As peer-to-peer lending sites proliferate, borrowers are starting to rate-shop by requesting loans from multiple Web sites, and observers say the trend could increase risk for lenders.

Rate-shopping has long been associated with higher risk and is one of the factors that influences credit scoring.

However, the sites currently do not have a mechanism to let lenders know that the people requesting money could end up borrowing more than they had planned if all of their posted applications are funded.

The issue came up last week, when Loanio Inc. launched its site. One of the first listings was a duplicate of an active one on the site run by Prosper Marketplace Inc.

A lender who uses both sites noticed that Loanio's "mwatson147" and Prosper's "ersatzpnk" used the same photo, and that both users had requested the same amount of money for the same purpose: $2,800 for debt consolidation.

In the Q&A section of the borrower's listings on both sites, the lender asked the prospective borrower if she would accept both loans if they were funded through each site; the borrower said she would not.

Frederic Huynh, a principal scientist for Fair Isaac Corp., said it has long associated this type of aggressive shopping with risk.

"Anybody who is looking for debt, anybody who is shopping for credit, is riskier than someone who is not," he said. "There is a definite and clear relationship between the number of inquiries and the credit risk associated with them."

Still, this pattern is "it's not nearly as important as other areas, such as previous payment behavior or indebtedness," when assessing the odds that a borrower will default, Mr. Huynh said.

Sites like Prosper's and Loanio's are pitched as alternatives for people who cannot get a loan from a bank or think bank rates are too high. Many borrowers on peer-to-peer sites already have other debt, and this information is typically provided to prospective lenders, but the sites do not have a way to indicate whether a borrower has requested loans elsewhere.

Michael Solomon, Loanio's founder and chief executive, said in an interview last week that the issue was uncharted territory, but "I definitely see the potential downside of that activity" and how it could be a concern to lenders.

There are no rules in place prohibiting the practice, and "I'm not sure how we're going to be addressing that," he said. "It's something that we have to take a deeper look at to see if it becomes problematic, and it may be in the future that we may require somebody to disclose that, or we may not allow them to post if they're posting on another site."

Prosper's CEO, Chris Larsen, said in an interview last week that his site, which has been running for more than two years, would be more permissive.

"We actually think it's a positive thing," he said. "It just continues to show that consumers have the power now, particularly by using this new marketplace."

Lending Club Corp. of Sunnyvale, Calif., went live in May of last year, but in April of this year suspended lending on its site as it evaluated a new business model. Other sites, such as those run on GreenNote Inc. and Fynanz Inc., offer loans targeted at students.

Mr. Larsen said the expanding peer-to-peer lending market can regulate itself.

"We certainly think about the risk element all the time," he said. "The existence of an additional market doesn't really pose additional risk in that way."

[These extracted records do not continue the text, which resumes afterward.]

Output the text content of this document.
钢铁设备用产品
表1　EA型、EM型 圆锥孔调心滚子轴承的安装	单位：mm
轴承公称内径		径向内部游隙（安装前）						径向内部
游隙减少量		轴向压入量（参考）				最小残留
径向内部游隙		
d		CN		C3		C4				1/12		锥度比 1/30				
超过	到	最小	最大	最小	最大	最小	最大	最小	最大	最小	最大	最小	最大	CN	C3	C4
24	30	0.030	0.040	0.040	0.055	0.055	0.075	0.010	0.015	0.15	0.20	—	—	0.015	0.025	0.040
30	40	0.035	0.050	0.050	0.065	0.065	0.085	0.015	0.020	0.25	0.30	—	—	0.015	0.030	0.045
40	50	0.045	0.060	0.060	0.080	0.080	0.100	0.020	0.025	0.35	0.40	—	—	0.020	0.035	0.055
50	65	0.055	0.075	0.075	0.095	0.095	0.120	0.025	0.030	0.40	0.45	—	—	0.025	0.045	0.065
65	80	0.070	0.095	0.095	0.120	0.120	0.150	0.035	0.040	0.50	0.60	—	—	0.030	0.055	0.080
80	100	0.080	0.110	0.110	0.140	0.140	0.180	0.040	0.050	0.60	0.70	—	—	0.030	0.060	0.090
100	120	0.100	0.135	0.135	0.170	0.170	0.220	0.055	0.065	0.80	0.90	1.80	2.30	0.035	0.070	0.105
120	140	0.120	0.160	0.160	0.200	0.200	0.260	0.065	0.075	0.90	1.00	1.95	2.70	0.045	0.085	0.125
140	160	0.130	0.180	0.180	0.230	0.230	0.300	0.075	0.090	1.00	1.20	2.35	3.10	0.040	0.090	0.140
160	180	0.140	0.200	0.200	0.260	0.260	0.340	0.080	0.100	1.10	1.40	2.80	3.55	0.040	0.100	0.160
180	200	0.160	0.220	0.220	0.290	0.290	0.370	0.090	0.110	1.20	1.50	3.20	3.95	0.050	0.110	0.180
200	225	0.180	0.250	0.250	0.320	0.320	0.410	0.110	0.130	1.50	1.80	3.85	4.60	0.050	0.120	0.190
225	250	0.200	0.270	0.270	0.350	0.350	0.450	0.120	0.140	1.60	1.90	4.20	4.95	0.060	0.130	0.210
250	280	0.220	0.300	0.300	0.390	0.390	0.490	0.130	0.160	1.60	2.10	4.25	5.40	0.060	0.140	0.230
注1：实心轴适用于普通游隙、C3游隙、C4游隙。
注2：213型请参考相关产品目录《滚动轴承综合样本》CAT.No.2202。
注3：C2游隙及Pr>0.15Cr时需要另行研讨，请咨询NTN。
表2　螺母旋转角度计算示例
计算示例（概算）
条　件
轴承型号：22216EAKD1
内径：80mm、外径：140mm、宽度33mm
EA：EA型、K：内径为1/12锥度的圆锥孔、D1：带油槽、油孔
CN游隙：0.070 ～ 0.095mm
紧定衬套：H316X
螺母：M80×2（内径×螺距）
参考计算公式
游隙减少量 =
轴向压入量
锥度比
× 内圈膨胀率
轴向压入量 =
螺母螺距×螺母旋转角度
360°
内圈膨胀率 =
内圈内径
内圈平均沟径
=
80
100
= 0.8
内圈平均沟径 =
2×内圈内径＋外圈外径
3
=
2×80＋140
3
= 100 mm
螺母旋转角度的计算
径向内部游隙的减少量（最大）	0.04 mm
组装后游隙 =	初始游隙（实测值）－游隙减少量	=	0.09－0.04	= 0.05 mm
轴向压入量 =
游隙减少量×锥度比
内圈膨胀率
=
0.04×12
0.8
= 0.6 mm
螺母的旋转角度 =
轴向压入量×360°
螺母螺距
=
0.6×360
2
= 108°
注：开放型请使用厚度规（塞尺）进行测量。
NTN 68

Bobbie Britting, a research director with the consumer lending practice at TowerGroup Inc., a Needham, Mass., independent research firm owned by MasterCard Inc., said the question of risk "does come down to the point of how much are you gaming the system, if you're the borrower putting yourself out there on several different sites."

Since not all borrowers will be forthcoming about multiple postings, "it's incumbent upon the lender to go out and check all these different sites and look for you, and you could put different pictures up on all of them, so it's not as easily noticeable who you are," she said.

The peer-to-peer sites are facing an issue bankers faced long ago, Ms. Britting said.

"Borrowers would shop around different lenders, and that's why Fair Isaac had to change models, and the bureaus had to change their scoring models, to say that if a customer was shopping around, they were desperate for credit, and they probably weren't as creditworthy," she said.

The risk that borrowers will overextend themselves is real, Ms. Britting said. "They could get two loans at the same time, and then how would they pay them back? If they're not careful, they may be getting numerous sources of money that they don't have anywhere near the ability to pay back."